At present, of the 15 unions affiliated to Labour, Unison is the only one to allow new members to choose whether or not they contribute to the party when they sign up. Only two others, the Musicians’ Union and USDAW, mention the existence of a political fund (but do not mention Labour) and six affiliated unions, including Unite and the GMB, don’t mention Labour at all on either the "about us" or membership sections of their website. As a result, while all members have the right to opt-out of paying the levy, it is far from easy for them to do so (just 10 per cent do) and many will not even be aware of its existence.
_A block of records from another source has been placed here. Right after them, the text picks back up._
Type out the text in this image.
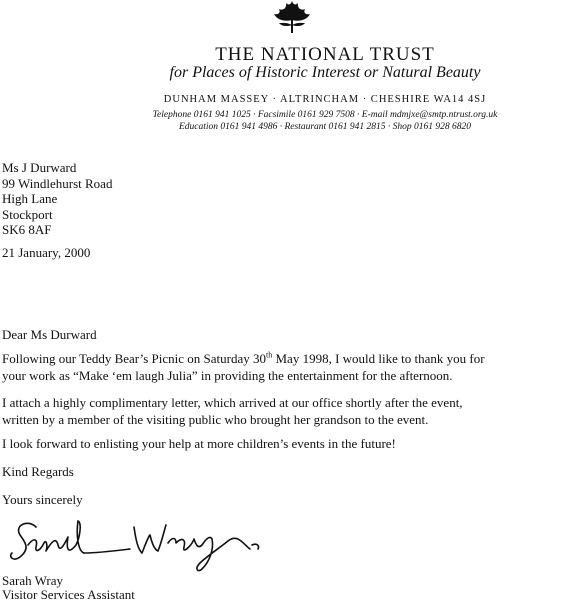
THE NATIONAL TRUST
for Places of Historic Interest or Natural Beauty
DUNHAM MASSEY · ALTRINCHAM · CHESHIRE WA14 4SJ
Telephone 0161 941 1025 · Facsimile 0161 929 7508 · E-mail mdmjxe@smtp.ntrust.org.uk
Education 0161 941 4986 · Restaurant 0161 941 2815 · Shop 0161 928 6820
Ms J Durward
99 Windlehurst Road
High Lane
Stockport
SK6 8AF
21 January, 2000
Dear Ms Durward
Following our Teddy Bear’s Picnic on Saturday 30th May 1998, I would like to thank you for
your work as “Make ‘em laugh Julia” in providing the entertainment for the afternoon.
I attach a highly complimentary letter, which arrived at our office shortly after the event,
written by a member of the visiting public who brought her grandson to the event.
I look forward to enlisting your help at more children’s events in the future!
Kind Regards
Yours sincerely
Sarah Wray
Visitor Services Assistant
It is this arrangement that allows the Tories to argue that unions such as Unite (just 37.5 per cent of whose members vote Labour) dupe workers into subsidising the party.
In his speech tomorrow, Miliband will say:
I do not want any individual to be paying money to the Labour Party in affiliation fees unless they have deliberately chosen to do so. I believe we need people to be able to make a more active, individual, choice on whether they affiliate to the Labour Party.
But while this move will do much to enhance his reformist credentials, it could prove to be the most costly decision he ever takes. Labour currently receives around £8m a year in affiliation fees from 2.7 million levy-payers, but this total is likely to fall dramatically if members are required to opt-in; one party source told me that he estimated that it would cost Labour as much as £5m. In addition, as Mark Ferguson points out, if only hundreds of thousands or tens of thousands of trade unionists choose to become affiliates it will be harder for the unions to justify remaining affiliated at all.
Set against this are the political benefits Miliband will reap. An opt-in system will make it easier to justify exempting union affiliation fees from the £5,000 cap on donations previously proposed by Labour on the grounds that they should be treated as an aggregate of individual members' contributions, rather than as one lump sum. As a Labour source told me: "It will allow us to frame the Tories as the party of big money and us as the party of millions of working people." (Although, as I noted above, the danger is that nothing like "millions" will affiliate.) The Conservatives' resistance to party funding reform will look more self-interested than ever.
Requiring trade unionists to opt-in will also force unions to make a more explicit and positive case for supporting Labour, with the possibility of much greater individual engagement with the party. In the 2010 leadership election, turnout among trade unionists was just 9 per cent, with 15 per cent of ballots spoilt, in most cases because workers failed to state that they agreed with "the aims and values" of the party.
What remains unclear is how the new system will be introduced. Labour is briefing that it does not favour a change in the law, with the expectation being that unions will introduce the measure voluntarily. But in an article for today's Guardian, Len McCluskey comes out strongly against the reform, writing that it would "require Labour to unite with the Tories to change the law, would debilitate unions' ability to speak for our members and would further undermine unions' status as voluntary, and self-governing, organisations." Other general secretaries are likely to be equally sceptical.
There will be many in Labour who hope that they prevail. And they have a point. The opt-in system should be supported as a matter of democratic principle but Labour has just sacrificed millions in funding and one of its key bargaining chips in party funding negotiations.
Miliband has calculated that he will derive greater benefit from taking the moral high ground and removing the stain of big money from the party. For Labour's sake, he had better be right.
P.S. While the change to union funding is by far the most significant reform planned by Miliband, he will also use his speech this morning to announce that Labour will hold a primary to select its 2016 London mayoral candidate and in seats where the local party has few members or needs to be "re-energised".
In addition, he will promise to introduce a new code of conduct for those seeking parliamentary selection, a cap on spending by candidates and organisations operating on their behalf (including the unions) and standard constituency agreements with trade unions so that no one can be subjected to undue local pressure.